When you got up this morning, did your foot feel like you stepped on a railroad spike? Or did it feel as though it were on fire? You may have plantar fasciitis. Read about how you can rub the problem away!
Determine if you have plantar fasciitis. Your foot will feel a sharp, stabbing sensation or a burning sensation near the back of your arch, by your heel. You'll feel it when you get out of bed in the morning and when you stand up after a long rest period--a meeting, a long lunch or a movie, for example. After you've moved around for a few minutes, the pain will go away, only to resume after the next rest. If the pain is more chronic than that, you have something else.
Understand why plantar fasciitis does what it does. You have fascia, or a membrane, around every muscle fiber, every bundle of muscle fibers, every individual muscle and every group of muscles in your entire body. The fascia along the plantar surface (the bottom of your foot) are tougher and thicker, and they connect to the bottom of your heel bone. When these plantar fascia get inflamed or slightly torn, the body tries to repair the damage while you're off your feet. When you get back up, though, you put weight on your arch, which pulls on the fascia, which retears the same damaged area. Your body gets used to the stress, so the pain goes away after a few minutes. But the damage is still there!
Find a massage therapist to help you if you determine that you have plantar fasciitis, or try the following steps at home.
Be prepared for the pain to quickly return when you or a massage therapist touches your plantar fascia. Remember, contact is being made in an area with slight tears. The pain should go away quickly, though.
Knead all along the sole of the foot, using deep movements with your thumb. Focus on the area where you feel the muscle join up with the bottom of your heel. This will likely be the most tender area, so start gently. Because the purpose of this sort of massage is to get blood to the injured tissues, you want to keep your focus here.
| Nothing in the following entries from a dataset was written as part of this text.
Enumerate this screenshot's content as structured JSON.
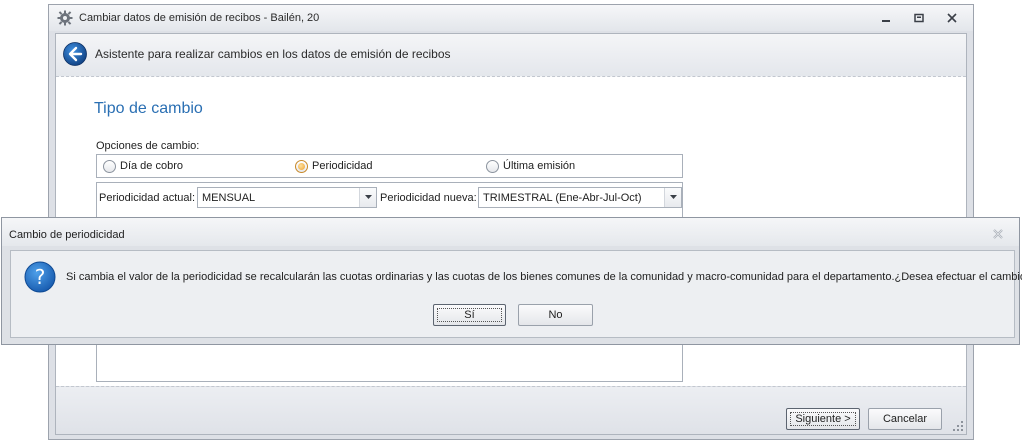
{
  "window": {
    "title": "Cambiar datos de emisión de recibos - Bailén, 20"
  },
  "header": {
    "title": "Asistente para realizar cambios en los datos de emisión de recibos"
  },
  "content": {
    "section_title": "Tipo de cambio",
    "options_label": "Opciones de cambio:",
    "radio_options": [
      {
        "label": "Día de cobro",
        "checked": false
      },
      {
        "label": "Periodicidad",
        "checked": true
      },
      {
        "label": "Última emisión",
        "checked": false
      }
    ],
    "current_periodicity_label": "Periodicidad actual:",
    "current_periodicity_value": "MENSUAL",
    "new_periodicity_label": "Periodicidad nueva:",
    "new_periodicity_value": "TRIMESTRAL (Ene-Abr-Jul-Oct)"
  },
  "footer": {
    "next_label": "Siguiente >",
    "cancel_label": "Cancelar"
  },
  "dialog": {
    "title": "Cambio de periodicidad",
    "message": "Si cambia el valor de la periodicidad se recalcularán las cuotas ordinarias y las cuotas de los bienes comunes de la comunidad y  macro-comunidad para el departamento.¿Desea efectuar el cambio?",
    "yes_label": "Sí",
    "no_label": "No"
  },
  "icons": {
    "app": "gear-icon",
    "back": "back-arrow-icon",
    "question": "question-icon",
    "minimize": "minimize-icon",
    "maximize": "maximize-icon",
    "close": "close-icon"
  },
  "colors": {
    "accent": "#2a6fb3",
    "question_icon": "#1f6fc5",
    "radio_selected": "#f0a12d"
  }
}
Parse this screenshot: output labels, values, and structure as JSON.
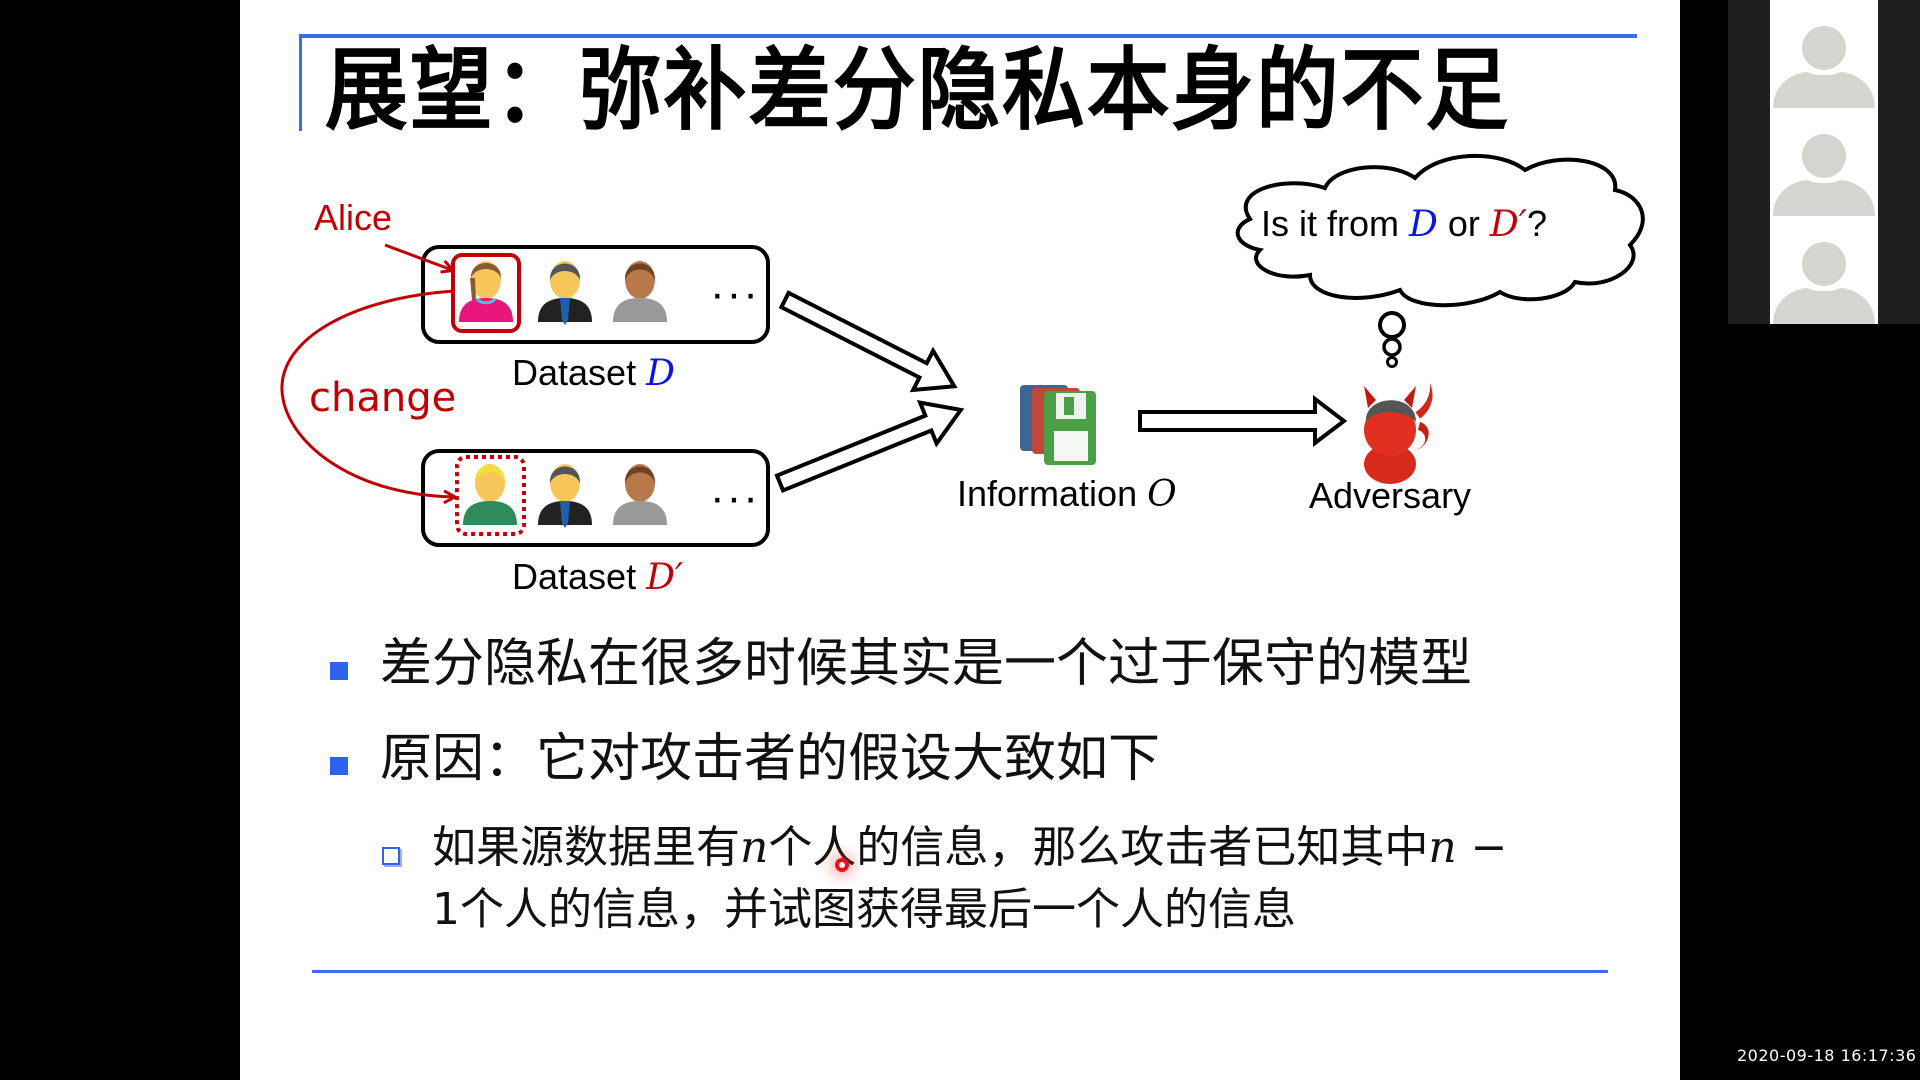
{
  "slide": {
    "title": "展望：弥补差分隐私本身的不足",
    "diagram": {
      "alice_label": "Alice",
      "change_label": "change",
      "dataset_d": {
        "prefix": "Dataset ",
        "symbol": "D"
      },
      "dataset_d_prime": {
        "prefix": "Dataset ",
        "symbol": "D′"
      },
      "ellipsis": "···",
      "information": {
        "prefix": "Information ",
        "symbol": "O"
      },
      "adversary_label": "Adversary",
      "thought": {
        "part1": "Is it from ",
        "sym1": "D",
        "part2": " or ",
        "sym2": "D′",
        "part3": "?"
      },
      "colors": {
        "d_symbol": "#0a14e6",
        "d_prime_symbol": "#c0000b",
        "annotation": "#c00000"
      }
    },
    "bullets": [
      {
        "level": 1,
        "text": "差分隐私在很多时候其实是一个过于保守的模型"
      },
      {
        "level": 1,
        "text": "原因：它对攻击者的假设大致如下"
      },
      {
        "level": 2,
        "line1_a": "如果源数据里有",
        "line1_n": "n",
        "line1_b": "个人的信息，那么攻击者已知其中",
        "line1_n2": "n",
        "line1_minus": " −",
        "line2": "1个人的信息，并试图获得最后一个人的信息"
      }
    ],
    "accent_color": "#3a6ee8"
  },
  "participants_panel": {
    "avatars": [
      "participant-1",
      "participant-2",
      "participant-3"
    ]
  },
  "timestamp": "2020-09-18  16:17:36"
}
Move to the lower calf and massage gently from the top of the heel all the way up to the middle of the muscle. The reason for this is that if the Achilles tendon and calf muscle are tight, this will affect the movement of the fascia. Loosening up this area will make it easier for you to successfully manipulate the plantar fascia.
Move your ankle around in slow circles, and bend your toes back to the point where you feel the stretch. This joint movement will also loosen tissues, helping the fascia become more pliable.
Move back to the sole. Again, use deep kneading motions with your thumb to manipulate the tissue. The more you do this, the more your circulation will increase. This will result in more oxygen and other nutrients coming to the damaged tissue and more efficient evacuation of the wastes from metabolic processes.
Take out the frozen golf ball once you've finished massaging the area. Roll it along the sole of your foot. If the area in pain is especially large, roll your foot along the frozen tin can, back and forth. This will help reduce inflammation and speed up recovery.
Begin muscle therapy once you've recovered somewhat. Put small objects, like pens or pencils, on the floor and pick them up with your toes. Strengthening this muscle area will help keep the fasciitis from recurring.
Perform simple stretches, include bending your toes back to the point where you feel the stretch, placing your toes on a curb and stretching downward with your heel--anything to make the muscles on the bottom of your feet stretch. This will help keep your feet from tightening and will strengthen the affected area. Best of luck in your recovery!